Tracy De Sa left Goa with her mother and elder brother when she was two. She returned to visit her family when she was 11 and her successful tryst with Hip Hop music has made her a regular visitor to her motherland. “I was taken away from the land that gave birth to me. We didn’t leave by choice. It was a bad experience that has helped me be what I am today,” says Tracy as she walks back to her departure from Goa, her growing up with her mama and elder brother in Spain and the life ahead, after her concert in a famed restaurant in North Goa.
Hip hop is a genre of music still new to Goa. Not to Tracy who thinks the music offered her the platform to vent the truth; uncut by societal ties and a beat through which she could not only tell her tale but be the voice of women.
“Hip hop gave me a chance to express, to say the truth. Hip hop is not a musical genre. It has a culture. This culture doesn’t exist in Goa. Goa has a different musical culture,” thinks Tracy as she explains the attraction to her music.
Tracy is the daughter of Saozinha Pinto from Calangute and in her music, the daughter sings the story of her mother and mothers world over with the sublime text that strength in adversity creates a happy smile.
Having performed in front of over 50,000 fans and having more than 16,000 followers on Instagram Tracy, who has a degree in gender studies, thinks women can make themselves heard loudly through rap and that feminism is not just a gender but a lifestyle that should be understood by all.
“Starting life in Spain was not easy. We suffered racism. I was laughed at in school when my classmates saw me removing chappati from my tiffin. People told us to go back to India. We didn’t have a lot of money then and I started working when I was 14. I felt rejected in that culture and I wanted to reconnect to my roots and that is why despite leaving Goa when I was a baby, I wanted to reconnect to my roots," recollects Tracy with confidence that lightens the environs as she talks.

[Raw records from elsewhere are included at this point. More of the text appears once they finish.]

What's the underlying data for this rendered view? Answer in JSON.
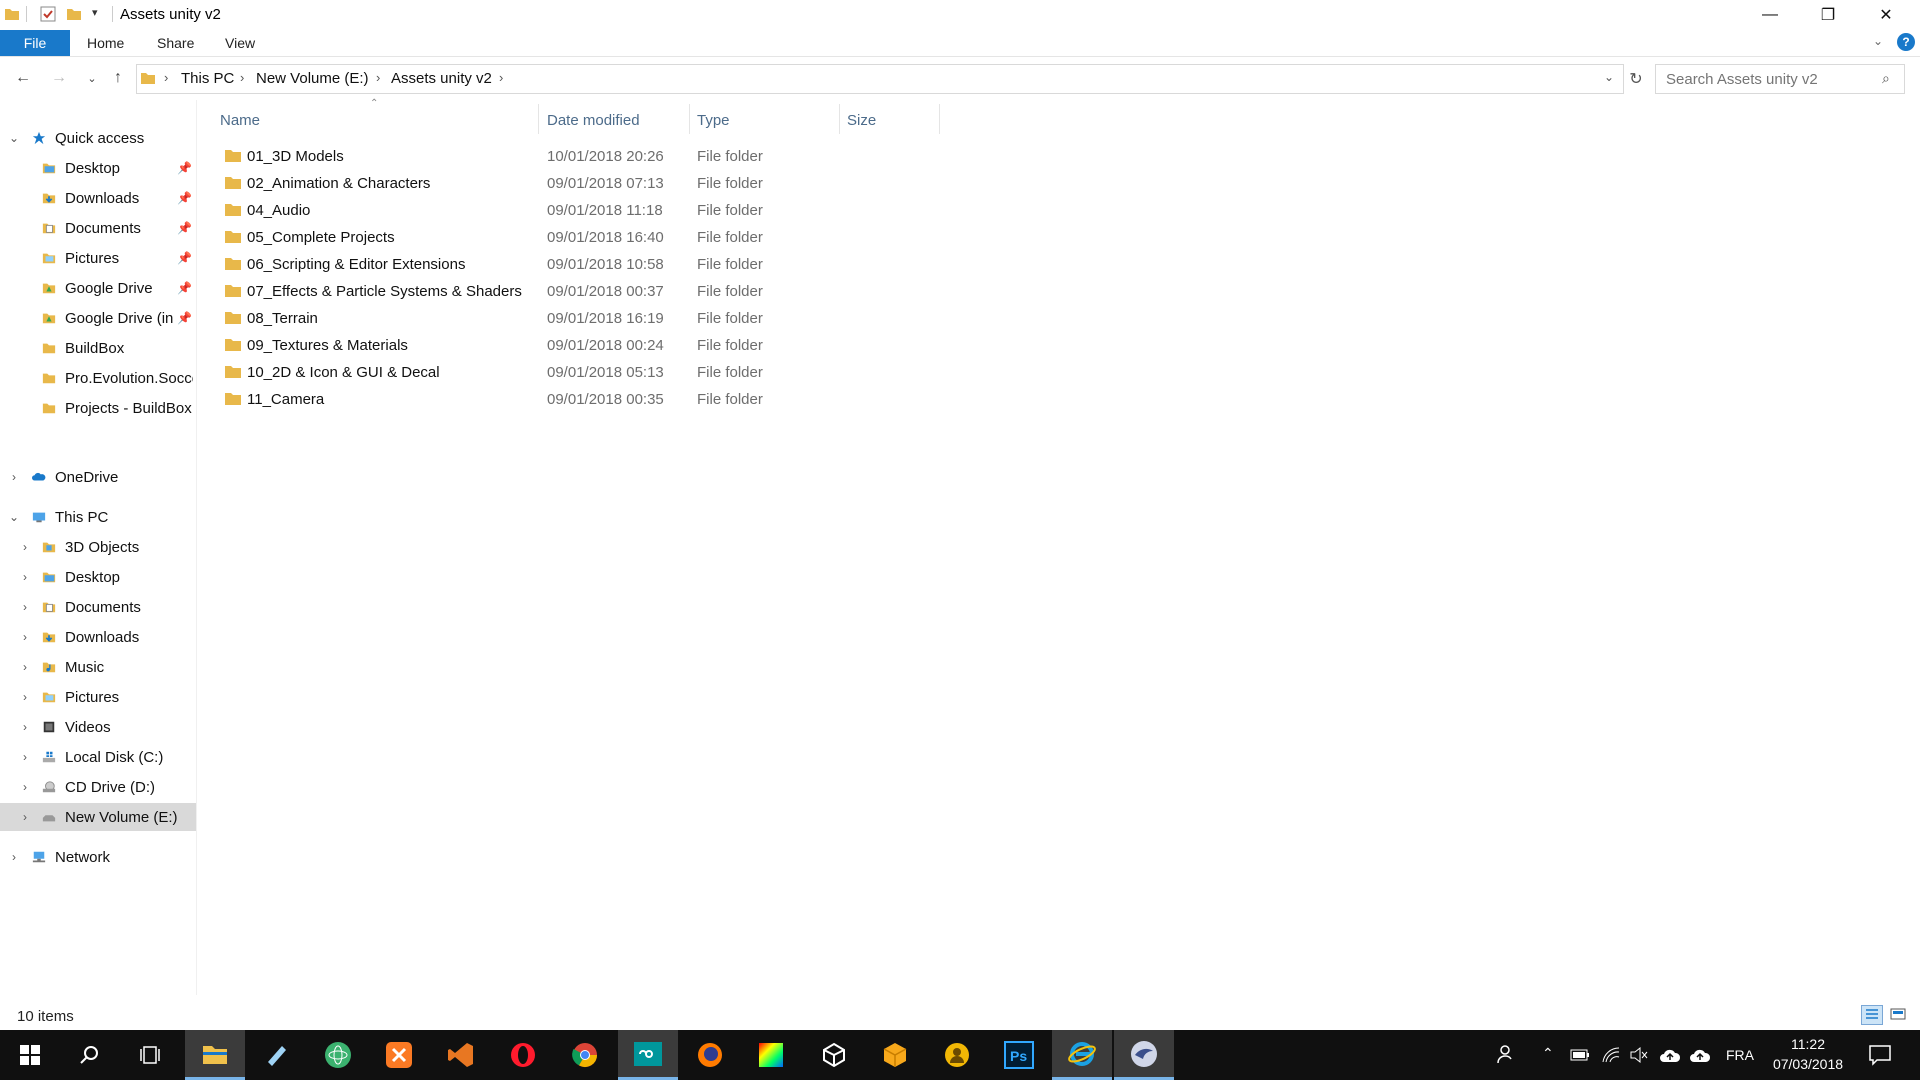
{
  "window": {
    "title": "Assets unity v2",
    "minimize": "—",
    "restore": "❐",
    "close": "✕"
  },
  "ribbon": {
    "tabs": [
      "File",
      "Home",
      "Share",
      "View"
    ]
  },
  "address": {
    "crumbs": [
      "This PC",
      "New Volume (E:)",
      "Assets unity v2"
    ],
    "search_placeholder": "Search Assets unity v2"
  },
  "columns": [
    "Name",
    "Date modified",
    "Type",
    "Size"
  ],
  "files": [
    {
      "name": "01_3D Models",
      "date": "10/01/2018 20:26",
      "type": "File folder"
    },
    {
      "name": "02_Animation & Characters",
      "date": "09/01/2018 07:13",
      "type": "File folder"
    },
    {
      "name": "04_Audio",
      "date": "09/01/2018 11:18",
      "type": "File folder"
    },
    {
      "name": "05_Complete Projects",
      "date": "09/01/2018 16:40",
      "type": "File folder"
    },
    {
      "name": "06_Scripting & Editor Extensions",
      "date": "09/01/2018 10:58",
      "type": "File folder"
    },
    {
      "name": "07_Effects & Particle Systems & Shaders",
      "date": "09/01/2018 00:37",
      "type": "File folder"
    },
    {
      "name": "08_Terrain",
      "date": "09/01/2018 16:19",
      "type": "File folder"
    },
    {
      "name": "09_Textures & Materials",
      "date": "09/01/2018 00:24",
      "type": "File folder"
    },
    {
      "name": "10_2D & Icon & GUI & Decal",
      "date": "09/01/2018 05:13",
      "type": "File folder"
    },
    {
      "name": "11_Camera",
      "date": "09/01/2018 00:35",
      "type": "File folder"
    }
  ],
  "nav": {
    "quick_access": "Quick access",
    "quick_items": [
      "Desktop",
      "Downloads",
      "Documents",
      "Pictures",
      "Google Drive",
      "Google Drive (in",
      "BuildBox",
      "Pro.Evolution.Socce",
      "Projects - BuildBox"
    ],
    "onedrive": "OneDrive",
    "this_pc": "This PC",
    "pc_items": [
      "3D Objects",
      "Desktop",
      "Documents",
      "Downloads",
      "Music",
      "Pictures",
      "Videos",
      "Local Disk (C:)",
      "CD Drive (D:)",
      "New Volume (E:)"
    ],
    "network": "Network"
  },
  "status": {
    "item_count": "10 items"
  },
  "taskbar": {
    "language": "FRA",
    "time": "11:22",
    "date": "07/03/2018"
  },
  "colors": {
    "accent": "#1979ca",
    "folder": "#e8b84a",
    "selected_nav": "#d9d9d9",
    "taskbar": "#101010"
  }
}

When Tracy sings, her songs tell a tale of the wrongs of society; tales of injustice; tales of sexism and when she talks she sounds confident; she sounds like a journey of life worth living; of happiness and of togetherness of a family. “I do not know whether I am going to be single or married. The priority is to see if I can find someone who can understand me and live with my style of thinking and living and vice versa. The two beats have to be compatible,” says Tracy, with an innocent smile.
Starting life in Spain was not easy. We suffered racism. I was laughed at in school when my classmates saw me removing chappati from my tiffin. People told us to go back to India. We didn’t have a lot of money then and I started working when I was 14
Tracy De Sa
“I do not rule out the possibility of coming down to settle in Goa later on in my life. I may have not lived in Goa, but Goa has never left me. Maybe one day, I could come down and do so many things through music for the women; for single moms; for children abused by parents,” says Tracy who thinks music is one genre of life through which the voice of the subjugated can be heard.
At 30, Tracy’s voice is heard and followed all over Europe, Asia and parts of South America. Yet the hip-hop sensation from Calangute in Goa thinks there is much more to life that can be offered by music – the fulfilment of good.